And of course, crucial to this phase is to take time to listen to voices across your organisation. As we’ve all seen from the last few months, successful businesses have been held together by the spirit, resilience and cohesion of their people. These qualities have proved stronger than bricks and mortar, and a better investment.
So the key to creating a more resilient business is clearly to take a more human-centric approach to team management.
The steps Deloitte recommended are defined as “Reflect, Recommit, Re-engage, Rethink, Reboot”. More practical and inspiring, we feel, than “Hands, Face, Space”. But let’s examine what they mean to you as a business leader.
Okay, finding a moment to pause is easier said than done, we know. Whether your ship’s flying along in full sail or desperately manning the bilge-pumps and plugging holes, now doesn’t seem the time to fill your lungs and ask the Cabin Boy how he’s doing. But in reality, this is the perfect time to gauge what’s been learned, and lost, and achieved. Working from home will have given your team very different experiences and viewpoints on what’s worked and what hasn’t. What new practices has your team adopted/invented that have made you collectively fitter and stronger to face the next leg? Calamity is no excuse for clamming up. After all, civilisation develops steadily over centuries, but the biggest leaps forward are often in wartime – think rubber, duct tape, microwave ovens, the jet engine…
Refocus on your team and their needs. Show them you understand and you care - we’re talking physical, psychological and financial concerns. The blurring of work and home life, the looming spectre of burnout highlighted recently by The King’s Fund, a health policy think tank. Now’s not necessarily the time to launch a recruitment drive for all businesses, so look after your assets – connect them to each other and the company and make them feel spliced into the ropes of the ship.
By hook or by crook, you’ve created an agile company.
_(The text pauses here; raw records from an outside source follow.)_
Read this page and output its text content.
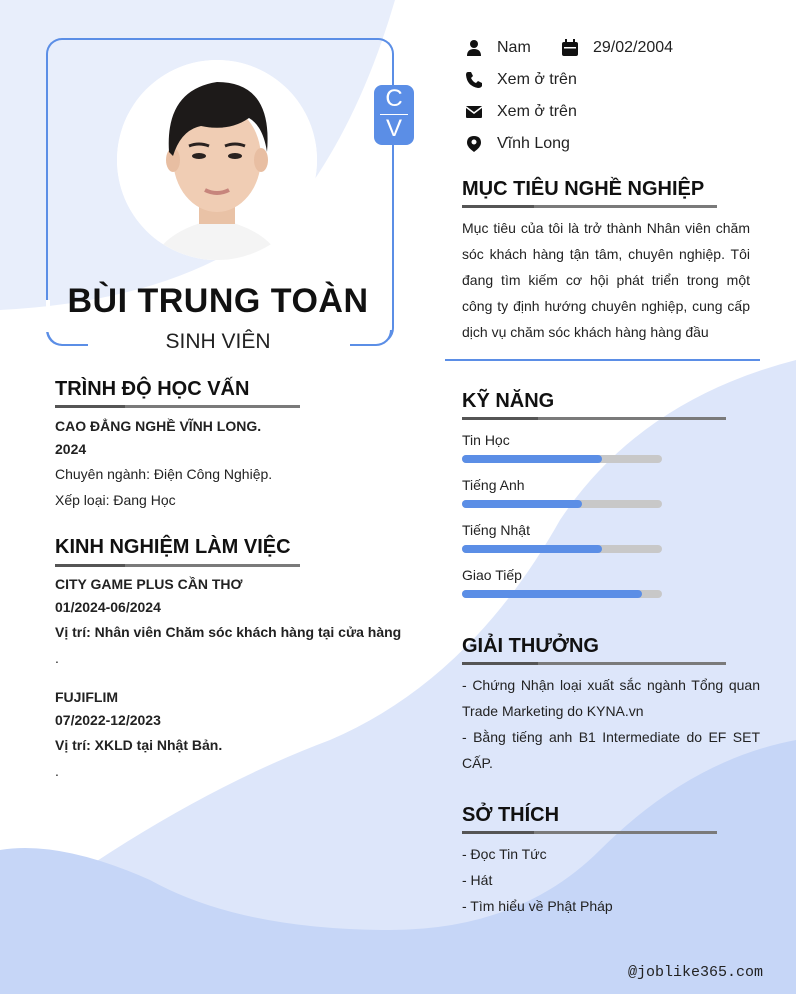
C
V
BÙI TRUNG TOÀN
SINH VIÊN
Nam	29/02/2004
Xem ở trên
Xem ở trên
Vĩnh Long
MỤC TIÊU NGHỀ NGHIỆP
Mục tiêu của tôi là trở thành Nhân viên chăm sóc khách hàng tận tâm, chuyên nghiệp. Tôi đang tìm kiếm cơ hội phát triển trong một công ty định hướng chuyên nghiệp, cung cấp dịch vụ chăm sóc khách hàng hàng đầu
TRÌNH ĐỘ HỌC VẤN
CAO ĐẲNG NGHỀ VĨNH LONG.
2024
Chuyên ngành: Điện Công Nghiệp.
Xếp loại: Đang Học
KINH NGHIỆM LÀM VIỆC
CITY GAME PLUS CẦN THƠ
01/2024-06/2024
Vị trí: Nhân viên Chăm sóc khách hàng tại cửa hàng
.
FUJIFLIM
07/2022-12/2023
Vị trí: XKLD tại Nhật Bản.
.
KỸ NĂNG
Tin Học
Tiếng Anh
Tiếng Nhật
Giao Tiếp
GIẢI THƯỞNG
- Chứng Nhận loại xuất sắc ngành Tổng quan Trade Marketing do KYNA.vn
- Bằng tiếng anh B1 Intermediate do EF SET CẤP.
SỞ THÍCH
- Đọc Tin Tức
- Hát
- Tìm hiểu về Phật Pháp
@joblike365.com
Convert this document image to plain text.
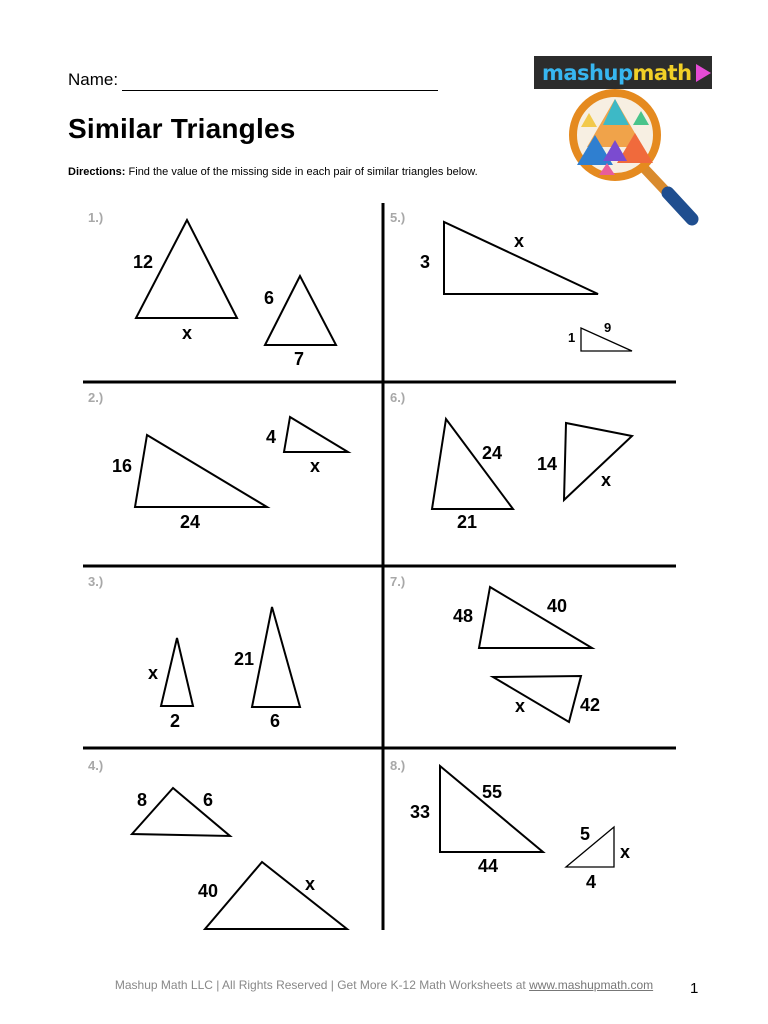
Name:
Similar Triangles
Directions: Find the value of the missing side in each pair of similar triangles below.
mashupmath
1.)
12
x
6
7
2.)
16
24
4
x
3.)
x
2
21
6
4.)
8	6
40	x
5.)
3
x
1
9
6.)
24
21
14
x
7.)
48	40
x	42
8.)
33
55
44
5
x
4
Mashup Math LLC | All Rights Reserved | Get More K-12 Math Worksheets at www.mashupmath.com	1
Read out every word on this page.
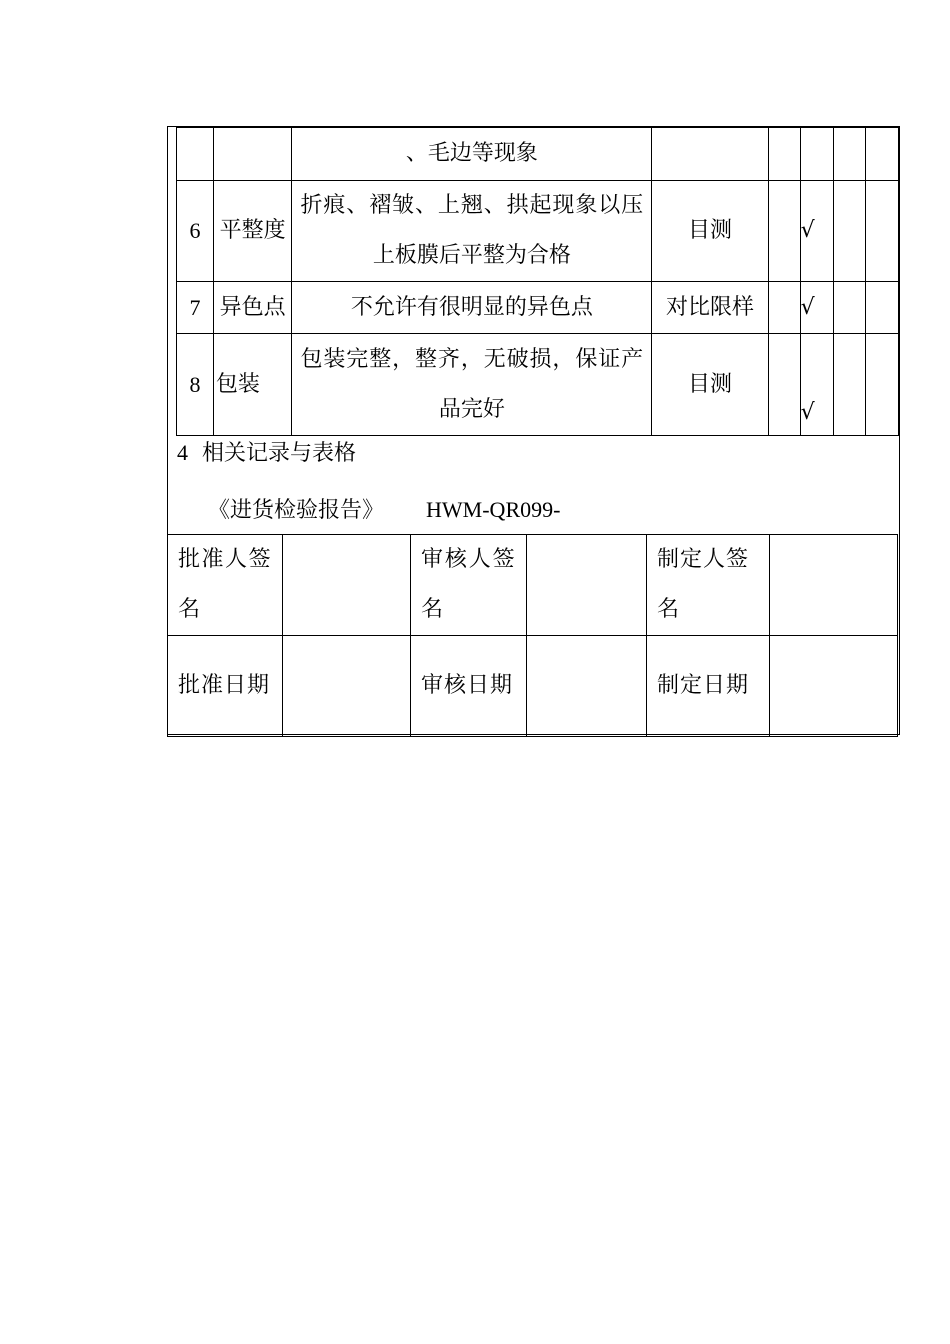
		、毛边等现象					
6	平整度	折痕、褶皱、上翘、拱起现象以压上板膜后平整为合格	目测		√		
7	异色点	不允许有很明显的异色点	对比限样		√		
8	包装	包装完整，整齐，无破损，保证产品完好	目测		√		
4 相关记录与表格
《进货检验报告》 HWM-QR099-
批准人签名		审核人签名		制定人签名	
批准日期		审核日期		制定日期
You’ve amazed each other at what you can achieve. You’ve got teams working on urgent problems, people doing different jobs and a driving urge that might not have been there before. Some of the team might be enjoying being in a tighter ship, some might be a little seasick. It’s time to make sure everyone’s happy with the new normal.
Much of the change so far has been effected without thinking. Evolutions that were supposed to take decades have played out in a matter of weeks. But it’s time to think deeply about the future of work in your company. Think about physical offices – who needs to be in them, when and why? Do you need regular shifts? How do you strengthen team structures in a virtual world? Agile learning – can it replace face-to-face training? Do you need to rethink how career progression is assessed? It’s all going to be immensely valuable in the coming months, as your team settle down and take stock of their lives.
Integrate your needs with your teams before you kick on. You need stability, commitment and innovation. Your team need to feel they belong, they need pride in the ship, but also their own private identity.
Tough as it is, all the above steps need to be addressed whether your company’s having a “good lockdown” or whether it’s floundering. Because if you’re going to successfully navigate the waters ahead, you’ll need everyone on board.